Those guys need beaten half to death.
The scene with Rosen and Winzig? (Go back a page). I got letters demanding to know why I didn’t portray it, and then describing it in details.
It’s an old Hitchcock trick — set up the scene, then switch. The viewer’s mind will fill in all the details, more personally powerful than any director could manage. Works lovely with horror.
Goes back to ancient theater, when all the murders happened off stage, with much screaming. The Japanese do it with a splash of “blood” against a translucent curtain. You’ll see a version of it in Kurosawa’s Ran, as the vengeful woman is beheaded.
Got any ideas how this scene played out? Send me sketches….(see forum).






Edward Gorey wrote a pornographic book that left EVERYTHING to the reader’s imagination. The title is eluding me, but it worked perfectly.

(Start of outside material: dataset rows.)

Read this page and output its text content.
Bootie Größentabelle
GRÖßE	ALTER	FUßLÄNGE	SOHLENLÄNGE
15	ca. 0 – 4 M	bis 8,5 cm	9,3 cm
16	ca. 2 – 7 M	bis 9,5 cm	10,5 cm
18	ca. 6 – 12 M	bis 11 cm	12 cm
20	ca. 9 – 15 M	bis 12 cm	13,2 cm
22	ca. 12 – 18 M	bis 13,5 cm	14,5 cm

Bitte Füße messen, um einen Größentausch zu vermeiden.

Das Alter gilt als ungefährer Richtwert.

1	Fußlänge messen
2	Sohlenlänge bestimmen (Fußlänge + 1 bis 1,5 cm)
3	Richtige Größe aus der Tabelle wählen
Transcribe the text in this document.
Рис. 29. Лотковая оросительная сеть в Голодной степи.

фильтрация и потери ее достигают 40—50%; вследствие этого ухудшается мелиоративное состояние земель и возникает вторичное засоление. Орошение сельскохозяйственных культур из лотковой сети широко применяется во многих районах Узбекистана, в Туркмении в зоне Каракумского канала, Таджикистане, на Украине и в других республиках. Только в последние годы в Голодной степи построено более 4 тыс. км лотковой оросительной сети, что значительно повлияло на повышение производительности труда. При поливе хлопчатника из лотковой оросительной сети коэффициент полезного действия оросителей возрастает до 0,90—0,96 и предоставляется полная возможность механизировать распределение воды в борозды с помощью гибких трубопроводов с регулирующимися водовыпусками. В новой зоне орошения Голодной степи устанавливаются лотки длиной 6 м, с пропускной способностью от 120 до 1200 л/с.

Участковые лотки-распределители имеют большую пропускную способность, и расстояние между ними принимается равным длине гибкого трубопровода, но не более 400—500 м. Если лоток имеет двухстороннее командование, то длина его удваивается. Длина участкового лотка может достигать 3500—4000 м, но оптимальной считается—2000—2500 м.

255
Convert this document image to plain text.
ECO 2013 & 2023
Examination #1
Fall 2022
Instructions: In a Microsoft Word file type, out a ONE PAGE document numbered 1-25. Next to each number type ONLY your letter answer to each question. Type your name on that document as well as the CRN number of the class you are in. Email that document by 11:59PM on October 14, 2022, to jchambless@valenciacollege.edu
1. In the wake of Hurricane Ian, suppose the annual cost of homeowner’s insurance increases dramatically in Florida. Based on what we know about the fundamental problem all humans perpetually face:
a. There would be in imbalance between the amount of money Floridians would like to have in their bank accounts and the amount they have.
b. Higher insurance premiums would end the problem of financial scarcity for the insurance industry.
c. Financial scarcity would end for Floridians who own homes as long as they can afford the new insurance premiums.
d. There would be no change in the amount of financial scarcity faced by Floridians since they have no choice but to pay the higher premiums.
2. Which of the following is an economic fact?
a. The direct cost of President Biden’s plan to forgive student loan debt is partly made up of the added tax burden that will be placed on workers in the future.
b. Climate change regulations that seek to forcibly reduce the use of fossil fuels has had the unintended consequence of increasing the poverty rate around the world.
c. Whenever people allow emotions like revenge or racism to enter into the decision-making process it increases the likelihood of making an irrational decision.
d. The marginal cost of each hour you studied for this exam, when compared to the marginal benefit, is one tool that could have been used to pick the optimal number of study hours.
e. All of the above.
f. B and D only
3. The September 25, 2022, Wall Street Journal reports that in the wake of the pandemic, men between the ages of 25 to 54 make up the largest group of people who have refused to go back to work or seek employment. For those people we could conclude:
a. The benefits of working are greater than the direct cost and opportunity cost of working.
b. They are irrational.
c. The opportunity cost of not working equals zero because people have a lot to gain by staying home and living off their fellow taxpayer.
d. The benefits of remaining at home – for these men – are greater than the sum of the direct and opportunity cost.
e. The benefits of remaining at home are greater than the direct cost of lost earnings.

That would be “The Curious Sofa.”
One good thing about actually showing a scene, though – you can add the silliest things like when she flashes a “peace” or is that an “a-okay” sign in panel 2 – right at that moment that’s a hysterical thing to show. Comedy gold like that only gets shown when its shown.
Thank you, Donna. Dave, I was taking the gesture as a V-for-Victory sign. Correct for the period, and hilariously appropriate.
No, Blackcatx3 has it right — it’s meant to be the V for Victory sign. Since Babette is occupied French and using it to Germans, and they know what it means, it’s even funnier.
Yup, small gestures can be shown in a single panel — large gestures, like a kiss that causes an emotional explosion, can be drawn as a fuse-point.